In the U.S., in 2012, there were approximately 4 million home-based early care and education providers who cared for over 7 million children (birth through age 5) [189]. Family and friends who do not get paid for the care they provide to children make up the largest share of home-based providers (2.7 million). Unregistered providers who receive payments for the care they provide comprise the next largest group of home-based providers (919,000). Paid licensed providers are the smallest group of home-based providers (118,000).

In 2018, Capita [190], an innovation lab for early childhood based in South Carolina, partnered up the Auburn University College of Architecture, Design and Construction (CADC) Rural Studio to develop a prototype of a house specially designed to meet the needs of in-home child care providers in rural communities, specifically the rural South. The new housing product is called the “Child Care Home” [191]. The CADC Rural Studio was founded with the goal of addressing affordable housing issues in low-income communities in western AL.

The Capita-CADC Rural Studio partnership seeks to build houses that are affordable, durable and efficient with the ultimate goal of elevating the quality of the care and the at-home child care profession.

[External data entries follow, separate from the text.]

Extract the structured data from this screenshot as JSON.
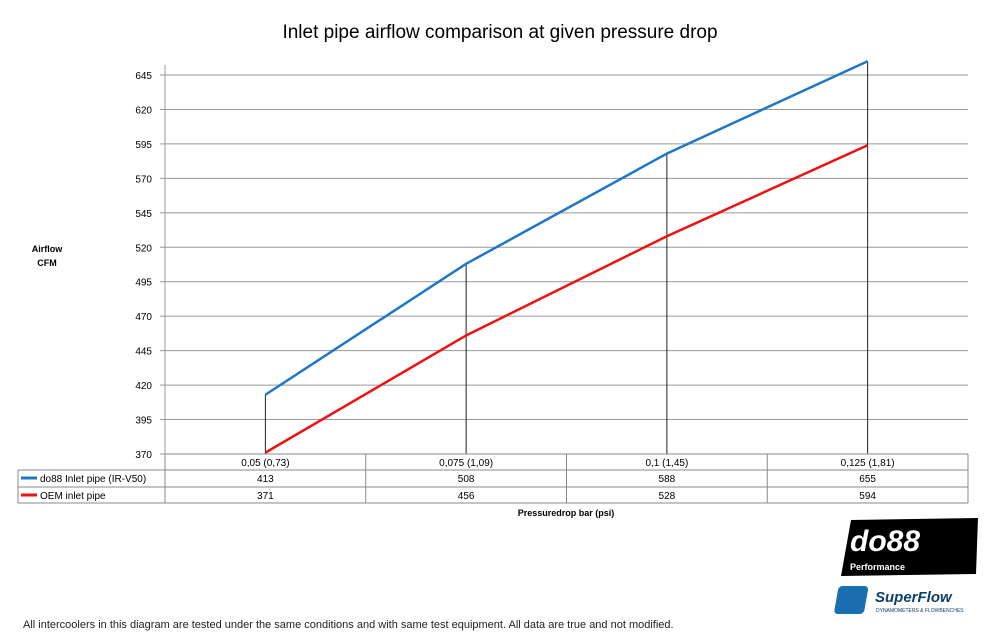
{
  "chart_data": {
    "type": "line",
    "title": "Inlet pipe airflow comparison at given pressure drop",
    "ylabel": [
      "Airflow",
      "CFM"
    ],
    "xlabel": "Pressuredrop bar (psi)",
    "categories": [
      "0,05 (0,73)",
      "0,075 (1,09)",
      "0,1 (1,45)",
      "0,125 (1,81)"
    ],
    "ylim": [
      370,
      645
    ],
    "yticks": [
      370,
      395,
      420,
      445,
      470,
      495,
      520,
      545,
      570,
      595,
      620,
      645
    ],
    "grid": true,
    "legend": "data-table",
    "series": [
      {
        "name": "do88 Inlet pipe (IR-V50)",
        "values": [
          413,
          508,
          588,
          655
        ],
        "color": "#1f77c8"
      },
      {
        "name": "OEM inlet pipe",
        "values": [
          371,
          456,
          528,
          594
        ],
        "color": "#ee1111"
      }
    ]
  },
  "logos": {
    "do88": "do88",
    "do88_sub": "Performance",
    "superflow": "SuperFlow",
    "superflow_sub": "DYNAMOMETERS & FLOWBENCHES"
  },
  "footer": "All intercoolers in this diagram are tested under the same conditions and with same test equipment. All data are true and not modified."
}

Joe Walters, Capita’s founder, believes that the “Child Care Home” could change people’s perspectives about at-home providers from gig workers to a valued profession [192]. Walters also sees Wonderschool as a fit for the new housing product and believes that his company “could provide the hardware, and Wonderschool, the software.”

West Virginia could implement such project under the leadership of groups like the North Central West Virginia Housing Group (NCWVHG), which focuses on housing affordability issues in North Central, West Virginia, mainly on the I-79 corridor. The main purposes of NCWVHG are to market North Central West Virginia, provide housing opportunities to expand economic development in the region and grow the economy by focusing on housing. The Group’s membership includes city planners, government representatives, local businesses, real estate developers and others. The NCWVHG also focuses on attracting young and older adults to the region. According to a recent report commissioned by the Group, millennials constitute the fastest growing demographic in the region. For these reasons and based on the NCWVHG’s mission and membership, this or similar groups could potentially lead efforts to build the West Virginia version of the “Child Care Home” to test this idea and ideally meet the needs of young professionals with children and working parents moving to the region, and, potentially, other parts of the state.